I don't really have all that much sympathy for the giant record companies. Basically, my feeling is that this is comeuppance or karma payback for all the artists they have exploited/financially bitch slapped over countless years.
While it's a victory for them, I see it as a hollow victory. To put it into college football parlance (hey, why not), it's like a Division 1-AA team scoring a touchdown against the third-string players during the fourth quarter when they are already down 50 points. The business model the record companies have followed since who knows when is obsolete, and rather than innovate and look forward, they have chosen the route of suing their potential customers. Wow... brilliant. Burning bridges, much?

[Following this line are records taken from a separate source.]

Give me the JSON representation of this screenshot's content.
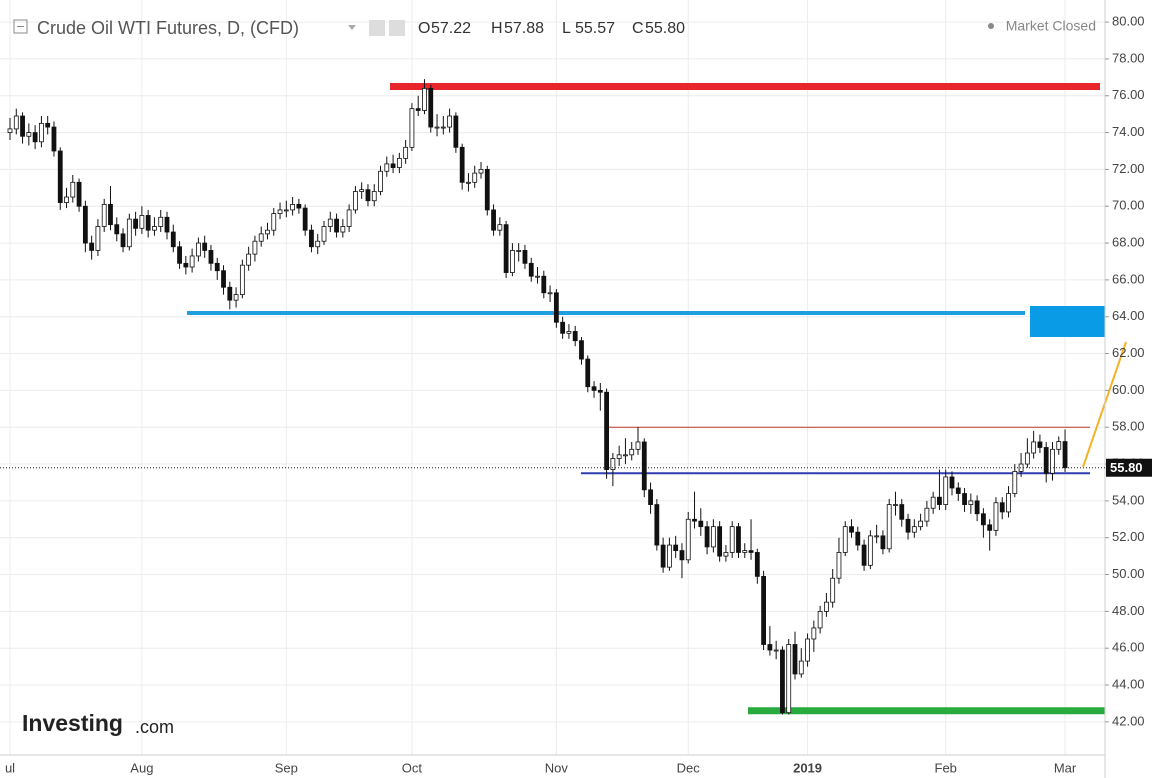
{
  "chart_data": {
    "type": "candlestick",
    "title": "Crude Oil WTI Futures, D, (CFD)",
    "ohlc_labels": [
      "O",
      "H",
      "L",
      "C"
    ],
    "ohlc_values": [
      "57.22",
      "57.88",
      "55.57",
      "55.80"
    ],
    "status": "Market Closed",
    "brand": "Investing",
    "brand_suffix": ".com",
    "up_color": "#ffffff",
    "down_color": "#111111",
    "grid": true,
    "ylim": [
      40.2,
      81.2
    ],
    "yticks": [
      {
        "value": 42,
        "label": "42.00"
      },
      {
        "value": 44,
        "label": "44.00"
      },
      {
        "value": 46,
        "label": "46.00"
      },
      {
        "value": 48,
        "label": "48.00"
      },
      {
        "value": 50,
        "label": "50.00"
      },
      {
        "value": 52,
        "label": "52.00"
      },
      {
        "value": 54,
        "label": "54.00"
      },
      {
        "value": 56,
        "label": "56.00"
      },
      {
        "value": 58,
        "label": "58.00"
      },
      {
        "value": 60,
        "label": "60.00"
      },
      {
        "value": 62,
        "label": "62.00"
      },
      {
        "value": 64,
        "label": "64.00"
      },
      {
        "value": 66,
        "label": "66.00"
      },
      {
        "value": 68,
        "label": "68.00"
      },
      {
        "value": 70,
        "label": "70.00"
      },
      {
        "value": 72,
        "label": "72.00"
      },
      {
        "value": 74,
        "label": "74.00"
      },
      {
        "value": 76,
        "label": "76.00"
      },
      {
        "value": 78,
        "label": "78.00"
      },
      {
        "value": 80,
        "label": "80.00"
      }
    ],
    "xticks": [
      {
        "value": 0,
        "label": "ul"
      },
      {
        "value": 21,
        "label": "Aug"
      },
      {
        "value": 44,
        "label": "Sep"
      },
      {
        "value": 64,
        "label": "Oct"
      },
      {
        "value": 87,
        "label": "Nov"
      },
      {
        "value": 108,
        "label": "Dec"
      },
      {
        "value": 127,
        "label": "2019"
      },
      {
        "value": 149,
        "label": "Feb"
      },
      {
        "value": 168,
        "label": "Mar"
      }
    ],
    "last_price": {
      "value": 55.8,
      "label": "55.80"
    },
    "levels": [
      {
        "value": 76.5,
        "color": "#e8262b"
      },
      {
        "value": 64.2,
        "color": "#1e9fe0"
      },
      {
        "value": 58.0,
        "color": "#c0392b"
      },
      {
        "value": 55.5,
        "color": "#2f3fb0"
      },
      {
        "value": 42.6,
        "color": "#27ab3f"
      }
    ],
    "open": [
      74.0,
      74.2,
      74.9,
      73.8,
      74.0,
      73.5,
      74.5,
      74.3,
      73.0,
      70.2,
      70.5,
      71.3,
      70.0,
      68.0,
      67.6,
      68.9,
      70.1,
      69.0,
      68.5,
      67.8,
      69.3,
      68.8,
      69.5,
      68.7,
      68.9,
      69.4,
      68.6,
      67.8,
      66.9,
      66.7,
      67.3,
      68.0,
      67.6,
      66.9,
      66.5,
      65.6,
      64.9,
      65.2,
      66.8,
      67.4,
      68.1,
      68.5,
      68.7,
      69.6,
      69.8,
      69.8,
      70.1,
      69.9,
      68.7,
      67.8,
      68.1,
      68.9,
      69.3,
      68.6,
      68.9,
      69.8,
      70.8,
      70.9,
      70.3,
      70.8,
      71.9,
      72.3,
      72.1,
      72.6,
      73.2,
      75.3,
      75.2,
      76.4,
      74.3,
      74.3,
      74.3,
      74.9,
      73.2,
      71.3,
      71.3,
      71.8,
      72.0,
      69.8,
      68.7,
      69.0,
      66.4,
      67.6,
      67.6,
      66.9,
      66.2,
      66.2,
      65.3,
      65.3,
      63.7,
      63.1,
      63.2,
      62.7,
      61.7,
      60.2,
      60.0,
      59.9,
      55.7,
      56.3,
      56.5,
      56.5,
      56.8,
      57.2,
      54.6,
      53.8,
      51.6,
      50.4,
      51.6,
      51.3,
      50.8,
      53.0,
      52.9,
      52.6,
      51.5,
      52.6,
      51.0,
      51.2,
      52.6,
      51.2,
      51.3,
      51.2,
      49.9,
      46.2,
      45.9,
      45.9,
      42.5,
      46.2,
      44.6,
      45.3,
      46.5,
      47.1,
      48.0,
      48.5,
      49.8,
      51.2,
      52.6,
      52.3,
      51.6,
      50.5,
      52.1,
      52.1,
      51.4,
      53.8,
      53.8,
      53.0,
      52.3,
      52.6,
      52.9,
      53.6,
      54.2,
      53.8,
      55.3,
      54.7,
      54.4,
      53.8,
      54.0,
      53.3,
      52.7,
      52.4,
      53.9,
      53.4,
      54.4,
      55.6,
      56.0,
      56.6,
      57.2,
      56.9,
      55.5,
      56.8,
      57.22
    ],
    "high": [
      74.8,
      75.3,
      75.1,
      74.5,
      74.4,
      74.9,
      74.9,
      74.6,
      73.2,
      71.0,
      71.7,
      71.5,
      70.3,
      68.4,
      69.3,
      70.4,
      71.1,
      69.4,
      68.8,
      69.6,
      69.7,
      70.0,
      69.8,
      69.4,
      69.8,
      69.7,
      69.0,
      68.1,
      67.3,
      67.7,
      68.3,
      68.4,
      67.9,
      67.2,
      66.8,
      65.9,
      65.6,
      67.1,
      67.8,
      68.4,
      68.9,
      69.1,
      69.9,
      70.2,
      70.3,
      70.5,
      70.4,
      70.1,
      69.0,
      68.5,
      69.2,
      69.7,
      69.6,
      69.3,
      70.1,
      71.1,
      71.3,
      71.2,
      71.2,
      72.2,
      72.7,
      72.8,
      72.9,
      73.6,
      75.6,
      76.0,
      76.9,
      76.6,
      75.0,
      74.9,
      75.3,
      75.1,
      73.4,
      71.8,
      72.2,
      72.4,
      72.2,
      70.1,
      69.4,
      69.2,
      68.0,
      68.0,
      67.9,
      67.2,
      66.7,
      66.5,
      65.7,
      65.5,
      64.0,
      63.6,
      63.5,
      62.9,
      61.9,
      60.5,
      60.4,
      60.1,
      56.6,
      57.0,
      57.4,
      57.2,
      58.0,
      57.4,
      55.0,
      54.1,
      52.0,
      52.0,
      52.1,
      51.7,
      53.4,
      54.5,
      53.6,
      52.9,
      53.0,
      52.9,
      51.6,
      52.9,
      52.8,
      51.7,
      53.0,
      51.4,
      50.2,
      47.2,
      46.4,
      46.1,
      46.5,
      46.9,
      46.0,
      46.8,
      47.5,
      48.3,
      49.0,
      50.3,
      52.0,
      52.9,
      53.0,
      52.6,
      51.9,
      52.4,
      52.7,
      52.4,
      54.1,
      54.5,
      54.1,
      53.3,
      53.0,
      53.3,
      54.0,
      54.5,
      55.7,
      55.7,
      55.6,
      55.0,
      54.7,
      54.4,
      54.3,
      53.6,
      53.0,
      54.2,
      54.2,
      54.8,
      56.0,
      56.6,
      57.4,
      57.8,
      57.6,
      57.2,
      57.2,
      57.5,
      57.88
    ],
    "low": [
      73.6,
      73.9,
      73.4,
      73.3,
      73.1,
      73.2,
      73.9,
      72.7,
      69.8,
      69.9,
      70.2,
      69.7,
      67.5,
      67.1,
      67.3,
      68.6,
      68.7,
      68.1,
      67.5,
      67.6,
      68.4,
      68.5,
      68.3,
      68.4,
      68.6,
      68.2,
      67.5,
      66.6,
      66.3,
      66.4,
      67.0,
      67.2,
      66.5,
      66.0,
      65.2,
      64.4,
      64.5,
      65.0,
      66.5,
      67.0,
      67.8,
      68.2,
      68.4,
      69.3,
      69.4,
      69.5,
      69.6,
      68.4,
      67.5,
      67.4,
      67.9,
      68.6,
      68.3,
      68.3,
      68.6,
      69.6,
      70.4,
      70.0,
      70.0,
      70.6,
      71.6,
      71.8,
      71.8,
      72.3,
      73.0,
      74.9,
      75.0,
      74.0,
      73.8,
      73.9,
      74.0,
      72.9,
      70.9,
      70.8,
      71.0,
      71.5,
      69.5,
      68.4,
      68.4,
      66.1,
      66.2,
      67.0,
      66.6,
      65.9,
      65.8,
      65.0,
      64.8,
      63.4,
      62.8,
      62.8,
      62.4,
      61.4,
      59.9,
      59.6,
      58.9,
      55.2,
      54.8,
      55.9,
      56.0,
      56.2,
      56.5,
      54.2,
      53.3,
      51.3,
      50.1,
      50.2,
      50.9,
      49.8,
      50.6,
      52.5,
      52.1,
      51.1,
      51.2,
      50.7,
      50.7,
      50.9,
      50.9,
      50.9,
      50.8,
      49.5,
      45.9,
      45.6,
      45.4,
      42.4,
      42.4,
      44.3,
      44.4,
      45.0,
      45.8,
      46.8,
      47.7,
      48.2,
      49.5,
      51.0,
      52.0,
      51.3,
      50.2,
      50.3,
      51.7,
      51.1,
      51.2,
      53.2,
      52.6,
      51.9,
      52.0,
      52.4,
      52.6,
      53.3,
      53.5,
      53.5,
      54.3,
      54.0,
      53.4,
      53.3,
      52.9,
      52.0,
      51.3,
      52.1,
      53.0,
      53.1,
      54.2,
      55.3,
      55.8,
      56.3,
      56.6,
      55.0,
      55.1,
      56.5,
      55.57
    ],
    "close": [
      74.2,
      74.9,
      73.8,
      74.0,
      73.5,
      74.5,
      74.3,
      73.0,
      70.2,
      70.5,
      71.3,
      70.0,
      68.0,
      67.6,
      68.9,
      70.1,
      69.0,
      68.5,
      67.8,
      69.3,
      68.8,
      69.5,
      68.7,
      68.9,
      69.4,
      68.6,
      67.8,
      66.9,
      66.7,
      67.3,
      68.0,
      67.6,
      66.9,
      66.5,
      65.6,
      64.9,
      65.2,
      66.8,
      67.4,
      68.1,
      68.5,
      68.7,
      69.6,
      69.8,
      69.8,
      70.1,
      69.9,
      68.7,
      67.8,
      68.1,
      68.9,
      69.3,
      68.6,
      68.9,
      69.8,
      70.8,
      70.9,
      70.3,
      70.8,
      71.9,
      72.3,
      72.1,
      72.6,
      73.2,
      75.3,
      75.2,
      76.4,
      74.3,
      74.3,
      74.3,
      74.9,
      73.2,
      71.3,
      71.3,
      71.8,
      72.0,
      69.8,
      68.7,
      69.0,
      66.4,
      67.6,
      67.6,
      66.9,
      66.2,
      66.2,
      65.3,
      65.3,
      63.7,
      63.1,
      63.2,
      62.7,
      61.7,
      60.2,
      60.0,
      59.9,
      55.7,
      56.3,
      56.5,
      56.5,
      56.8,
      57.2,
      54.6,
      53.8,
      51.6,
      50.4,
      51.6,
      51.3,
      50.8,
      53.0,
      52.9,
      52.6,
      51.5,
      52.6,
      51.0,
      51.2,
      52.6,
      51.2,
      51.3,
      51.2,
      49.9,
      46.2,
      45.9,
      45.9,
      42.5,
      46.2,
      44.6,
      45.3,
      46.5,
      47.1,
      48.0,
      48.5,
      49.8,
      51.2,
      52.6,
      52.3,
      51.6,
      50.5,
      52.1,
      52.1,
      51.4,
      53.8,
      53.8,
      53.0,
      52.3,
      52.6,
      52.9,
      53.6,
      54.2,
      53.8,
      55.3,
      54.7,
      54.4,
      53.8,
      54.0,
      53.3,
      52.7,
      52.4,
      53.9,
      53.4,
      54.4,
      55.6,
      56.0,
      56.6,
      57.2,
      56.9,
      55.5,
      56.8,
      57.22,
      55.8
    ]
  }
}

As for me, I make it a point to purchase music from new artists, as they are most likely broke. It's a tiny percentage of acts that ever make huge money, and if they are lucky enough to have been signed by a label, they are in a huge amount of debt before the record even comes out. If they have a decent agent, they get a 20% royalty rate from each album sale. However, from that 20%, they have to pay back all the recording costs, video production, touring, etc. The cards are completely stacked against them.
Record companies protecting the rights of artists? Bullshit. That's just spin. These are corporations that are simply protecting an outmoded business model that has no future.